In January 2015, AQIM claimed responsibility for an attack on a UN vehicle in Kidal, Mali, which wounded seven peacekeepers. That same year, AQIM twice attacked UN convoys near Timbuktu, Mali, with small arms and rocket-propelled grenades; three peacekeepers were killed in a May 2015 attack and another six were killed in a July attack. In November 2015, AQIM, in cooperation with other terrorist groups, attacked the Radisson Blu Hotel in Bamako, Mali, taking more than 170 hostages, including U.S. citizens. As many as 27 people were killed in the attack, among them a U.S. international development worker.
In January 2016, AQIM carried out an attack on a hotel in Burkina Faso that killed 28 people and injured 56. In March 2016, AQIM claimed responsibility for a strike on a popular tourist beach resort in Cote d’Ivoire that killed more than 16 people and wounded another 33.

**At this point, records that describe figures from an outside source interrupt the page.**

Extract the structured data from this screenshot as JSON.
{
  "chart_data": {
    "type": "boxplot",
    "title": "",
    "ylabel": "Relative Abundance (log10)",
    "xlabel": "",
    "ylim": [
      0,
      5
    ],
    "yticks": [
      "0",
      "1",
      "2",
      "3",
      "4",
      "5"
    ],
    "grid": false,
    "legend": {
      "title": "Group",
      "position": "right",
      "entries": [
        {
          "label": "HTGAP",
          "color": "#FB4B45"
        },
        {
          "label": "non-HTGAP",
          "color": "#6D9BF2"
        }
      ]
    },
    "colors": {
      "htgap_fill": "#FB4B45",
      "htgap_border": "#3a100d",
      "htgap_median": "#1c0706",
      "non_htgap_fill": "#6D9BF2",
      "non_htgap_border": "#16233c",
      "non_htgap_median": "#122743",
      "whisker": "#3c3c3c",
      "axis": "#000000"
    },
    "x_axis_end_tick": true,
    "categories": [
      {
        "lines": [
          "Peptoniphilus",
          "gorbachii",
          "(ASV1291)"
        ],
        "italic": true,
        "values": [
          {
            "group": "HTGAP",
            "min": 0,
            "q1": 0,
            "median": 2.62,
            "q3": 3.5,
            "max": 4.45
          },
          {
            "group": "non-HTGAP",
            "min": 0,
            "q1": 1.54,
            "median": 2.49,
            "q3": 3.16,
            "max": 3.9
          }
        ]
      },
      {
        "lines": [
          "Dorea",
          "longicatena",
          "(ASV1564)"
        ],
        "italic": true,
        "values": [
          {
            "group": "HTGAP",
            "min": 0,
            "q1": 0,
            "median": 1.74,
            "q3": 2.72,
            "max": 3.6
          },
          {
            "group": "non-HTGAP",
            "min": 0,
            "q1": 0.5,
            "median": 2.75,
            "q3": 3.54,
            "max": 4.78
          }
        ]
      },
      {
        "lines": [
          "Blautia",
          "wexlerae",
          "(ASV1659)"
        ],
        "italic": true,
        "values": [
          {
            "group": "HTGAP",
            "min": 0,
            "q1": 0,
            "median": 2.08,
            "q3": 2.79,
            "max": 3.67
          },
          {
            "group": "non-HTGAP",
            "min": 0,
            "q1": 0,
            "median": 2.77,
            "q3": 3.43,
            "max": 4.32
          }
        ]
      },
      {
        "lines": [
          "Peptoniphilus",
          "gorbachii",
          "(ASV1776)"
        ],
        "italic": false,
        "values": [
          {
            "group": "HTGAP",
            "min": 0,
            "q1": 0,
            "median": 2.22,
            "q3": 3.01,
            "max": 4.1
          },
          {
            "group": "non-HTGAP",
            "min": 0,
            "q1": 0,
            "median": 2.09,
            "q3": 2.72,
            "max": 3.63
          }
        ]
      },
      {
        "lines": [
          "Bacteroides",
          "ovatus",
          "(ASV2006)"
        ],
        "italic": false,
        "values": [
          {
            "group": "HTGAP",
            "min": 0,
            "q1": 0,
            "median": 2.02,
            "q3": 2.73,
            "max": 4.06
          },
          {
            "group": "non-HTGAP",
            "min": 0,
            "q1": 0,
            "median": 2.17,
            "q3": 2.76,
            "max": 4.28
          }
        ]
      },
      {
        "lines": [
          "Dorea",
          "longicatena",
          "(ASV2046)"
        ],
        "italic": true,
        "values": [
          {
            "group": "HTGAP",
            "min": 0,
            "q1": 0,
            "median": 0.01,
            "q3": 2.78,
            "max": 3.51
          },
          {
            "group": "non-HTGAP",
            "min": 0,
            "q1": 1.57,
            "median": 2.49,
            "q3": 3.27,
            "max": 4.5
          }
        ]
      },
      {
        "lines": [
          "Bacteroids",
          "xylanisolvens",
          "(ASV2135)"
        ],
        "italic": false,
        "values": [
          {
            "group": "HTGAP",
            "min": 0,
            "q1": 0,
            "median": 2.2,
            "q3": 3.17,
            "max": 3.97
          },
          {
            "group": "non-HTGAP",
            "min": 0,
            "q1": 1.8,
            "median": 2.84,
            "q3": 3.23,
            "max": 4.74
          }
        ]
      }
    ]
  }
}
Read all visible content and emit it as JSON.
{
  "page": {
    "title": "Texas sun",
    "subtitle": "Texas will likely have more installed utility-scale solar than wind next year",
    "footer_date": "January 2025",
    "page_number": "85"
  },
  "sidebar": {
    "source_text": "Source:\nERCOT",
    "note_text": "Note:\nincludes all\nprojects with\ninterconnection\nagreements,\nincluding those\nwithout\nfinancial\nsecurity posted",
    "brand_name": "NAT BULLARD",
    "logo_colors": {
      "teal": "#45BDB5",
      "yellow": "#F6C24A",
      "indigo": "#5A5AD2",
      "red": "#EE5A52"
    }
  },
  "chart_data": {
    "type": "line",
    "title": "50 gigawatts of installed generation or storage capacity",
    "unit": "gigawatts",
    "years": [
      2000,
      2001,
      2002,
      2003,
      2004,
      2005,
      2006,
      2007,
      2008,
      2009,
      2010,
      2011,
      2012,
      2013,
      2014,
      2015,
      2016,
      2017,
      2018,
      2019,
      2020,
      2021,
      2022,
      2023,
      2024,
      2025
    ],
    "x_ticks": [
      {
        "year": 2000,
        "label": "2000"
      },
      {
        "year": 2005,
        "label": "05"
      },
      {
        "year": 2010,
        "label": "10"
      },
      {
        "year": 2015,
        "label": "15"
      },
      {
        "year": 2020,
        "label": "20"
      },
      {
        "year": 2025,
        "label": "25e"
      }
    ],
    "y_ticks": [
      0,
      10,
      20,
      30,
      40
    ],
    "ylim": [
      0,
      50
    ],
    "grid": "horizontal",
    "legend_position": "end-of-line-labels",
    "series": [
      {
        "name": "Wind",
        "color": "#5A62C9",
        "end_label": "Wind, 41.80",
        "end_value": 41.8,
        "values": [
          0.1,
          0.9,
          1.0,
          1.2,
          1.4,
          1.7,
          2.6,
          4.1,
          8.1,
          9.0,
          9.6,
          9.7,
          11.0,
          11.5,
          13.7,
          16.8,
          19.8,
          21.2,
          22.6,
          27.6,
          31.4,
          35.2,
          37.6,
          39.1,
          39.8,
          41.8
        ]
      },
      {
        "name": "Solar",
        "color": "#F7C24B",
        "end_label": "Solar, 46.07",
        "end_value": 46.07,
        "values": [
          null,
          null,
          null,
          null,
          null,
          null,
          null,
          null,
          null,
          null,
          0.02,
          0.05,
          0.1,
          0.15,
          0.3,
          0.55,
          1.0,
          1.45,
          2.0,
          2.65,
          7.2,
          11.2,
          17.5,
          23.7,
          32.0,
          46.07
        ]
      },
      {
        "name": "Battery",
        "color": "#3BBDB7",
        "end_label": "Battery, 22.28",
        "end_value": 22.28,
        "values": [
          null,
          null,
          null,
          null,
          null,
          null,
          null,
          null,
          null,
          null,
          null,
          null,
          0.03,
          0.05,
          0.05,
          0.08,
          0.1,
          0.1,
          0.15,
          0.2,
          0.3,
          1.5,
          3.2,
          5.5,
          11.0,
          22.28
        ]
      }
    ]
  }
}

AQIM has continued to conduct kidnapping-for-ransom operations, typically targeting Western citizens from governments or third parties that have an established pattern of paying ransom for the release of individuals. In November 2014, AQIM released a video of two Western hostages (a Dutch national and a French national), who were later released in December 2014.
In January 2017, AQIM conducted a suicide attack that left more than 50 people dead in Gao, Mali. In July 2018, AQIM claimed responsibility for a vehicle suicide attack on an army patrol in Gao that killed four civilians and wounded 31 others, including four French soldiers.
In January 2019, AQIM claimed responsibility for an attack on a UN camp in northern Mali, killing 10 peacekeepers and wounding 25 others.
Strength: AQIM has an estimated 1,000 fighters operating in the Sahel, including Algeria, northern Mali, southwest Libya, and Niger.
Location/Area of Operation: Algeria, Burkina Faso, Cote d’Ivoire, Libya, Mali, Niger, and Tunisia
Funding and External Aid: AQIM members engage in kidnapping-for-ransom and other criminal activities to finance their operations. AQIM also successfully fundraises globally and receives limited financial and logistical assistance from supporters residing in Western Europe.